There are various different levels of access available within WordPress, and when you’re planning a site which will be updated by different members of a team or organisation, this can come in very handy…

For developers WordPress is very often a go-to option – as long as you don’t push it too far – for a wide variety of different projects where key factors are ease of use, flexibility and budget. Therefore, it often arises that different people need to use the end result in different ways or with different permissions, and WordPress’ inbuilt features allow for this beautifully.

SUPER ADMIN:

Now that WordPress itself can become a network of multiple blogs (rather than the previous option of WordPress MU) a Super Admin is the user account with access to admin features of an entire network.

ADMINISTRATOR:

If you have your own WordPress site, this is what you’ll be. An Admin is basically the boss of a single WordPress site and has access to all admin, appearance, publishing and user features.

EDITOR:

An Editor can handle all the content on the site – the publishing and editing of posts and pages. But they don’t have the overall admin feature options of an Administrator. In a medium sized organisation it may be that members of your team are all Editors because they’re all in a position that they might need to make content updates, but there’s no need for them to be able to add users or change fundamental settings of the site.

AUTHOR:

An Author can write, publish and edit their own posts and pages. Whereas an Editor can edit anybodies content, an Author can only edit their own.

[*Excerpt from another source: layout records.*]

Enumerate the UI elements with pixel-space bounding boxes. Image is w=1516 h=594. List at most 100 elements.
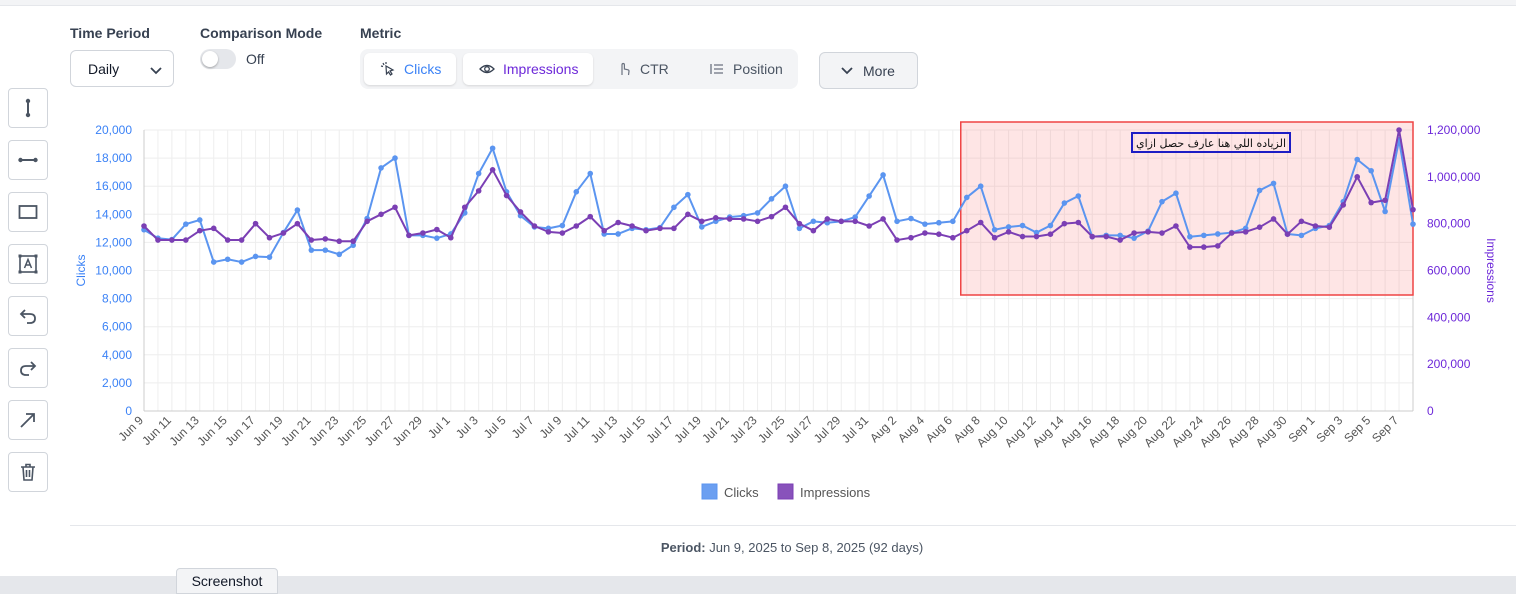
x-tick-label: Jul 27 [783, 413, 816, 446]
data-point-clicks [1214, 231, 1221, 237]
vertical-line-tool-icon [25, 98, 31, 118]
legend-label-clicks: Clicks [724, 485, 759, 500]
data-point-clicks [587, 170, 594, 177]
metric-ctr-button[interactable]: CTR [600, 53, 685, 85]
screenshot-tab[interactable]: Screenshot [176, 568, 278, 594]
data-point-clicks [782, 183, 789, 189]
y-left-tick-label: 20,000 [95, 123, 132, 137]
delete-icon [21, 463, 35, 481]
eye-icon [479, 64, 495, 74]
text-box-tool[interactable] [8, 244, 48, 284]
vertical-line-tool[interactable] [8, 88, 48, 128]
redo-icon [20, 361, 37, 376]
x-tick-label: Jul 7 [509, 413, 537, 441]
data-point-impressions [1019, 233, 1026, 240]
horizontal-line-tool-icon [18, 157, 38, 163]
data-point-impressions [183, 237, 189, 243]
data-point-clicks [350, 242, 356, 249]
data-point-impressions [1340, 202, 1347, 208]
rectangle-tool-icon [18, 205, 38, 219]
data-point-impressions [266, 234, 273, 241]
divider [70, 525, 1516, 526]
data-point-impressions [1047, 231, 1054, 238]
data-point-impressions [503, 192, 510, 199]
data-point-impressions [475, 188, 482, 194]
data-point-clicks [699, 224, 705, 230]
data-point-impressions [1061, 220, 1068, 227]
data-point-impressions [643, 227, 649, 234]
x-tick-label: Jun 23 [306, 413, 342, 449]
data-point-impressions [1159, 230, 1165, 236]
data-point-clicks [1354, 156, 1361, 163]
metric-position-button[interactable]: Position [693, 53, 793, 85]
data-point-impressions [573, 223, 580, 229]
data-point-impressions [1228, 230, 1235, 236]
data-point-impressions [559, 230, 566, 236]
horizontal-line-tool[interactable] [8, 140, 48, 180]
data-point-clicks [1201, 232, 1207, 239]
comparison-mode-toggle[interactable] [200, 49, 236, 69]
metric-clicks-label: Clicks [404, 61, 442, 77]
x-tick-label: Jul 19 [671, 413, 704, 446]
y-right-tick-label: 600,000 [1427, 264, 1471, 278]
data-point-clicks [475, 170, 482, 177]
data-point-clicks [894, 218, 900, 225]
x-tick-label: Sep 1 [1285, 413, 1317, 445]
data-point-impressions [461, 204, 468, 211]
x-tick-label: Jul 13 [588, 413, 621, 446]
data-point-impressions [420, 230, 426, 236]
list-icon [710, 64, 723, 74]
metric-position-label: Position [733, 61, 783, 77]
data-point-impressions [280, 230, 287, 236]
x-tick-label: Aug 2 [867, 413, 899, 445]
data-point-impressions [991, 234, 998, 241]
data-point-impressions [810, 227, 817, 234]
data-point-impressions [252, 220, 259, 227]
data-point-impressions [141, 223, 147, 229]
x-tick-label: Jul 21 [699, 413, 732, 446]
data-point-clicks [1368, 167, 1374, 174]
data-point-impressions [545, 229, 552, 235]
data-point-clicks [810, 218, 817, 225]
x-tick-label: Sep 3 [1313, 413, 1345, 445]
metric-impressions-button[interactable]: Impressions [463, 53, 593, 85]
data-point-impressions [1131, 230, 1137, 236]
undo-icon [19, 309, 36, 324]
rectangle-tool[interactable] [8, 192, 48, 232]
data-point-impressions [880, 216, 886, 222]
undo-tool[interactable] [8, 296, 48, 336]
data-point-impressions [1089, 233, 1096, 240]
data-point-impressions [1368, 199, 1374, 206]
data-point-impressions [406, 232, 412, 239]
data-point-impressions [364, 218, 370, 225]
x-tick-label: Jul 31 [839, 413, 872, 446]
data-point-impressions [434, 226, 440, 233]
metric-clicks-button[interactable]: Clicks [364, 53, 456, 85]
data-point-impressions [155, 237, 161, 243]
data-point-impressions [712, 215, 719, 221]
y-left-tick-label: 16,000 [95, 179, 132, 193]
x-tick-label: Jun 17 [222, 413, 258, 449]
time-period-value: Daily [88, 61, 120, 77]
data-point-clicks [1187, 233, 1193, 240]
data-point-clicks [1256, 187, 1263, 194]
comparison-mode-state: Off [246, 51, 265, 67]
data-point-clicks [1047, 222, 1054, 229]
data-point-impressions [489, 167, 496, 173]
data-point-clicks [852, 214, 858, 220]
data-point-impressions [963, 227, 970, 234]
arrow-tool[interactable] [8, 400, 48, 440]
delete-tool[interactable] [8, 452, 48, 492]
data-point-impressions [224, 237, 231, 243]
y-left-tick-label: 0 [125, 404, 132, 418]
data-point-impressions [1396, 127, 1402, 133]
x-tick-label: Jun 19 [250, 413, 286, 449]
legend-label-impressions: Impressions [800, 485, 871, 500]
time-period-select[interactable]: Daily [70, 50, 174, 87]
redo-tool[interactable] [8, 348, 48, 388]
period-summary: Period: Jun 9, 2025 to Sep 8, 2025 (92 d… [0, 540, 1516, 555]
period-value: Jun 9, 2025 to Sep 8, 2025 (92 days) [709, 540, 924, 555]
data-point-impressions [169, 237, 175, 243]
data-point-impressions [699, 218, 705, 225]
more-button[interactable]: More [819, 52, 918, 89]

This option is useful if your organisation is slightly less of a close knit team, or made up of individual entities all working together under the same banner but you want to keep admin time to a minimum. You can be assured that whilst people can update their own content, they can’t touch anyone else’s.

CONTRIBUTOR:

A Contributor can write their own posts and pages but they don’t go live until someone with publishing rights – such as an Editor or Administrator – approves them. So this is the option to use when you have lots of members of a team updating things but someone at the top of the chain needs to control editorial content and quality.

SUBSCRIBER:

A Subscriber is basically your “member of the public” option when you want only people with accounts to be able to leave comments. All they can do is login and update their own details – such as their registered email address. Alternatively you may choose to let people leave comments without being registered in which case you wouldn’t need to use the Subscriber option at all.